Twelve Steps to a Compassionate Life by Karen Armstrong (Bodley Head)
Ironically, she admits this herself in the first two pages, but without noticing that she’s done so, and without dealing with the problem in the rest of the book. On the first page she says that “all faiths insist that compassion is the test of true spirituality”, but then on the second she admits that Catholic “popes and bishops have ignored the suffering of countless women and children” and that some religious leaders “rarely speak of compassion” but instead fume over female ordination. Well, quite – so in what sense is it true that all faiths insist that compassion is the test of true spirituality?

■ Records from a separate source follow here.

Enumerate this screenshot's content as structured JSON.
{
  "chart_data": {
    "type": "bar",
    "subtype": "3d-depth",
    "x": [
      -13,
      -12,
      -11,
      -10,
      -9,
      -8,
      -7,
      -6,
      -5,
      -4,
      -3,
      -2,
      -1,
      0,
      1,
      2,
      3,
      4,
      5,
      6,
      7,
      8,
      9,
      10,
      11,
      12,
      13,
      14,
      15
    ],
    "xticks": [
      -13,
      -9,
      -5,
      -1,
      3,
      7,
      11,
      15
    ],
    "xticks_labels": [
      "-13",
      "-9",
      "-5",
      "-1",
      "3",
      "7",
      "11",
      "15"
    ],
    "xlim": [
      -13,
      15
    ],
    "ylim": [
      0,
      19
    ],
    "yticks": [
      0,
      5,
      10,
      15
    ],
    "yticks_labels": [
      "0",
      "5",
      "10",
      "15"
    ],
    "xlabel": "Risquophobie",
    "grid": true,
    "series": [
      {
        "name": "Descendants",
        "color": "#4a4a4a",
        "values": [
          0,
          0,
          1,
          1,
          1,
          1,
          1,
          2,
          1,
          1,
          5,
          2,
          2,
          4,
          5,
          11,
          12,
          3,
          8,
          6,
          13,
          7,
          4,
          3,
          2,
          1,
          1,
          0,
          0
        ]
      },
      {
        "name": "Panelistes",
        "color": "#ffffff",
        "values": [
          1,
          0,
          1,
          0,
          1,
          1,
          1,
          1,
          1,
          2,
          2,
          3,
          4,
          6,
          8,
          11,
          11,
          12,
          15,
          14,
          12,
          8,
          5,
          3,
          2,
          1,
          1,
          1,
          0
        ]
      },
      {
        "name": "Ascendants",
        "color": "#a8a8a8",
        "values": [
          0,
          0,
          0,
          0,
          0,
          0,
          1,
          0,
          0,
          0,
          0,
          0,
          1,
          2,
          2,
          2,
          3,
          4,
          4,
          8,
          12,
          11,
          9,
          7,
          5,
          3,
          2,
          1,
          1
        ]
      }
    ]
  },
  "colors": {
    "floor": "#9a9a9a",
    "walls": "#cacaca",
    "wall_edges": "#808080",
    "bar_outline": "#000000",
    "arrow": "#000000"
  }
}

Armstrong never actually answers that question; she never even bothers to pin down exactly what she means by the claim. Instead she illustrates it, with stories; it becomes clear that what she actually means is that all religions include figures who emphasise compassion, which is a much more limited suggestion. She offers anecdotal evidence for the reasonable claim that compassion is one thread in all religions, but not for the much stronger claim she actually makes here and in her Charter for Compassion.
The categorical assertion of the Charter for Compassion is very strong: “The principle of compassion lies at the heart of all religious, ethical, and spiritual traditions.” The problem with that should be obvious: it is not true. The principle of obedience to God lies at the heart of many religious traditions, and it is a modern illusion to think that is identical to compassion.
The best, and longest, chapter is “The First Step”, attractive stories about “sages” of compassion from Buddhism and Confucianism to Judaism, early Christianity and Islam. The stories are selected to make a point, but they are pleasant enough to read. Much of the book, however, seems recycled from The Case for God, especially in its fervent embrace of a kind of principled vagueness about “God” and knowledge. The seventh step/chapter, “How Little We Know”, treats scepticism not as an epistemic or methodological approach but as a fuzzy form of religion. She offers an admiring description of the Chinese “mystic and sage” Zhuangzi as claiming that “the only thing worth saying was a question that plunged listeners into doubt and numinous uncertainty”. Maybe he did, but she represents Socrates as also valorising a permanent dreamy unknowing, which is not even close to right. She attributes the same kind of slack-jawed wonder, absurdly, to Karl Popper. She writes that he “often remarked: ‘We don’t know anything’ and believed that this was the most important philosophical truth there is. But far from being depressed by his lack of knowledge, he revelled in it.” Armstrong seems to have Popper confused with Julian of Norwich. “Today,” she writes, “unknowing no longer seems obscurantist.” I beg to differ.
I would bear all this with a better grace if she were at least a lively writer but, to be brutally frank, her style sets my teeth on edge. Certain favoured sentimental words recur with maddening regularity, and feel like bossy little tugs on the sleeve – “see things this way”: “spiritual”, “deep”, “profound”, “mystery”, “transcendent” – one begins to loathe the sight of them. This is inseparable from her rigorous avoidance of humour, wit or irony, her immovable earnestness, her sincerity. I agree with her that compassion is an important value, but it is not incompatible with lightness of touch.